Congress will be taking a closer look this week at the future of a federal program that helps hospitals purchase drugs at discounted rates.
Legislators are concerned about the growth in the 340B drug pricing program and wonder if it's receiving appropriate oversight from HHS. The program was meant to be utilized only by hospitals serving a large number of low-income individuals. However, there have been reports that hospitals with more affluent patients have been utilizing it as well. The U.S. Government Accountability Office also has found that drug spending was higher at hospitals that participate in the program versus those that do not.
For example, 340B hospitals' average spending per beneficiary was $144 in 2012, compared to approximately $60 at non-340B hospitals, according to the GAO.
Overreliance or abuse of the program may be a reason that sales of drugs under 340B reached $16.2 billion last year, a 34% jump from 2015 and accounting for 5% of the total U.S. drug market, according to an analysis by Pembroke Consulting.
To get to the bottom of things, the U.S. House Energy and Commerce Subcommittee on Oversight and Investigations will host a hearing Tuesday to determine how oversight of the program can be strengthened.
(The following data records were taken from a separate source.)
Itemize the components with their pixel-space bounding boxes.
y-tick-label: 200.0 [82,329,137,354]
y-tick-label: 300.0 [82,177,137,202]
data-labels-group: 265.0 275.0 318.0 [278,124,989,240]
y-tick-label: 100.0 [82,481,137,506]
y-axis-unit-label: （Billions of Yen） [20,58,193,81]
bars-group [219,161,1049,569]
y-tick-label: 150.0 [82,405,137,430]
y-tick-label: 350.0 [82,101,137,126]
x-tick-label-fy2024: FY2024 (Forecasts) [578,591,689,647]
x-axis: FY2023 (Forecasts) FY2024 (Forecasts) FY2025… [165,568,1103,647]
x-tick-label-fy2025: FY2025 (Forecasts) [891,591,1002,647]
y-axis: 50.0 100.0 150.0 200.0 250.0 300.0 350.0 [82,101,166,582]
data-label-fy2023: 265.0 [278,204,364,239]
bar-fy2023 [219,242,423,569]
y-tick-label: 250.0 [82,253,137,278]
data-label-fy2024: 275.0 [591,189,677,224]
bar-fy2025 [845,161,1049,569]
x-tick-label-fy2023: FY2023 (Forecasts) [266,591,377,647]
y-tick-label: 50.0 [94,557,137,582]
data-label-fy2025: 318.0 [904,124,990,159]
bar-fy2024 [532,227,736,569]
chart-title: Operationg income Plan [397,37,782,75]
Officials from HHS, its Inspector General Office and the GAO will be witnesses.
"As the program continues to expand, our first priority must be to examine how this program is impacting patients, providers, manufacturers and other stakeholders, and ensure that we are protecting program integrity," Rep. Tim Murphy (R-Pa.), chairman of the subcommittee, said in a statement.
Meanwhile, the Trump administration appears to be backing off of an executive order that would scale back the program.